EFE MADRID
La activista saharaui Aminatu Haidar ha asegurado que Marruecos desea su muerte porque "ésa es su gloria", y lamentó que en países como España se antepongan los intereses económicos al respeto de los derechos humanos. "Ninguna duda sobre eso.
Marruecos quiere mi muerte, es eso lo que quiere, ésa es su gloria. Su testarudez, su huida hacia adelante, no pueden ser interpretadas de otra forma", afirmó Haidar en una entrevista con el diario argelino El Watan.
La activista insistió en que, aunque su estado de salud es inestable y sufre varias dolencias, mantiene "una moral muy alta" que le ayuda a resistir y a ser firme en su comportamiento hasta que se le permita regresar a El Aaiún con su familia.
"A estas alturas de la huelga, el corazón, los riñones pueden abandonar en cualquier momento.
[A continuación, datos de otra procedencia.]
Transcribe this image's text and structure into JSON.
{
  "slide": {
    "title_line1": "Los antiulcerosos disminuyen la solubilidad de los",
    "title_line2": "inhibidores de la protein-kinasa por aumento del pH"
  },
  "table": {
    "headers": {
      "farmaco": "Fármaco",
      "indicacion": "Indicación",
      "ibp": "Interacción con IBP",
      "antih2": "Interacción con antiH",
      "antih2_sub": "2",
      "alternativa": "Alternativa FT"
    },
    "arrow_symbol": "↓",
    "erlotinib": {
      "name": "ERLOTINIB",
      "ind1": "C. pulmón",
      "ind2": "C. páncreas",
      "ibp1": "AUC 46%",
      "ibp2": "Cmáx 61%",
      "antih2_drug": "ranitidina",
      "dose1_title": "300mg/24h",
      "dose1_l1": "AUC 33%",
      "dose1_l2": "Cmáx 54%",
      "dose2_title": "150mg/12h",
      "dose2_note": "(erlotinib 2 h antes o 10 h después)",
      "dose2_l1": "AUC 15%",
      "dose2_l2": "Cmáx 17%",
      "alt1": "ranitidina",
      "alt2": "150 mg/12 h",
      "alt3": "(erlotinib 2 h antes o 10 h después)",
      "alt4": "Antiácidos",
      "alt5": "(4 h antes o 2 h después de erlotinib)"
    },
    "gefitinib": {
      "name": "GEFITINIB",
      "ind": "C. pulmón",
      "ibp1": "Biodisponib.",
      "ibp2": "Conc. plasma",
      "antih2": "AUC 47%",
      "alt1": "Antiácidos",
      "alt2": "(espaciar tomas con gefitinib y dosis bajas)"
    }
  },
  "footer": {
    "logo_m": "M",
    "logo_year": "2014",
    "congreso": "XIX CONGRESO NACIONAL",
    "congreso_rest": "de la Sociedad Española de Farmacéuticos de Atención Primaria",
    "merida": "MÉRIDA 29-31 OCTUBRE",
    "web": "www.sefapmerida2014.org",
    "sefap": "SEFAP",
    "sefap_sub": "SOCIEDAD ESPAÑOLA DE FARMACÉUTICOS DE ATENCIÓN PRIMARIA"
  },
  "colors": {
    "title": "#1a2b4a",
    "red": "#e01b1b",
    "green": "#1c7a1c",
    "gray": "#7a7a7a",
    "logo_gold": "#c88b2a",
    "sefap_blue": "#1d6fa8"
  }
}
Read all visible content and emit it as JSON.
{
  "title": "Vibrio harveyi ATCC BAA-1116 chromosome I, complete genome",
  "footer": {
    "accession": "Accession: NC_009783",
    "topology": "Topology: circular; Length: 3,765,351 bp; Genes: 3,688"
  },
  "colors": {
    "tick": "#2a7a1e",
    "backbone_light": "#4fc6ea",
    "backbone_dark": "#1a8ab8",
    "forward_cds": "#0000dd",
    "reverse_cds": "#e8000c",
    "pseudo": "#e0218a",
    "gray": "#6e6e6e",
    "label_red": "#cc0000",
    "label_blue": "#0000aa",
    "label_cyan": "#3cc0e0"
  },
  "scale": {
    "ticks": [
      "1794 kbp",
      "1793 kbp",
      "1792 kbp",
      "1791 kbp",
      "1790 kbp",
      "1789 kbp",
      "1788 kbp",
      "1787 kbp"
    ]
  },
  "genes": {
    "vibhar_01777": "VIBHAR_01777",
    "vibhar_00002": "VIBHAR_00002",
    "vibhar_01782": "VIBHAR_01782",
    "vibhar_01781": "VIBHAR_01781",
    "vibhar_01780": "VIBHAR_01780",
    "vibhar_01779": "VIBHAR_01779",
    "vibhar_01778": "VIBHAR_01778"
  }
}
En los próximos días, no respondo de nada", avisó.
Haidar censuró que la comunidad internacional centre su presión sobre ella, en lugar de hacerlo sobre Marruecos.
También criticó que desde que comenzara su protesta en España, "un país defensor de los derechos humanos", se haya impuesto "el predominio de los intereses económicos" por encima de los derechos humanos.
Negó que esté siendo manipulada por Argelia y el Frente Polisario, aliados en la causa saharaui frente a Marruecos. A su juicio, "si existe un complot, no puede ser otro que marroquí-español".
"España ha aceptado mi expulsión de El Aaiún cuando ésta es ilegal y contraria al pacto de derechos civiles y políticos de Naciones Unidas", añadió Haidar, quien rechazó que el Polisario reanude la lucha armada si al final ella muriese.
Precisamente ayer se conoció que Aminatu Haidar tiene ya dificultades para tragar agua con azúcar y se intensifican las náuseas tras 31 días en huelga de hambre, según explicó en la mañana de ayer el portavoz de la Plataforma de Apoyo, Fernando Peraíta.
"Ella está muy débil. Ya se va notando que tiene problemas para estar aguantando, pero es la fuerza mental y la convicción en la justicia en lo que está defendiendo lo que la mantiene", informó Peraíta.
Haidar que salió, como cada mañana, en silla de ruedas acompañada fue incapaz de contestar a los medios, mostrando un rostro más cansado que en días anteriores según testigos presenciales. La activista sigue reclamando volver a su casa con su familia.
Ante el bloqueo de la situación, el presidente del Gobierno, José Luis Rodríguez Zapatero, garantizó ayer que se va a resolver la situación y confió en que sea pronto.
Zapatero se mostró convencido de ello ante el pleno del Congreso. El jefe del Gobierno aseguró que España ha reaccionado en esta cuestión como un país solidario y de acogida que ha dado todo el apoyo que está a su alcance a Haidar. Zapatero hizo hincapié en que se están haciendo todas las gestiones diplomáticas y políticas, sin referirse a una posible intervención del Rey.
Además añadió que para lograrlo, no presionará a Marruecos a través de la Unión Europea, según se desprende de las respuestas que el presidente del Gobierno realizó a los tres diputados que le preguntaron ayer en el pleno.
El caso llega a la Eurocámara
"Soy partidario de avanzar en el acuerdo con Marruecos", afirmó Zapatero. "La mejora en todos los terrenos, incluido al que hace referencia su señoría, pasa por el acercamiento y el acuerdo (con Marruecos) y no por una política de separación", añadió.
Por otra parte, el Parlamento Europeo pedirá hoy a Marruecos, en una resolución común presentada por todos los Grupos políticos de la Eurocámara, permitir "sin demora" el regreso de Haidar al Sáhara Occidental, devolverle su documentación y preservar la integridad física de la activista saharaui.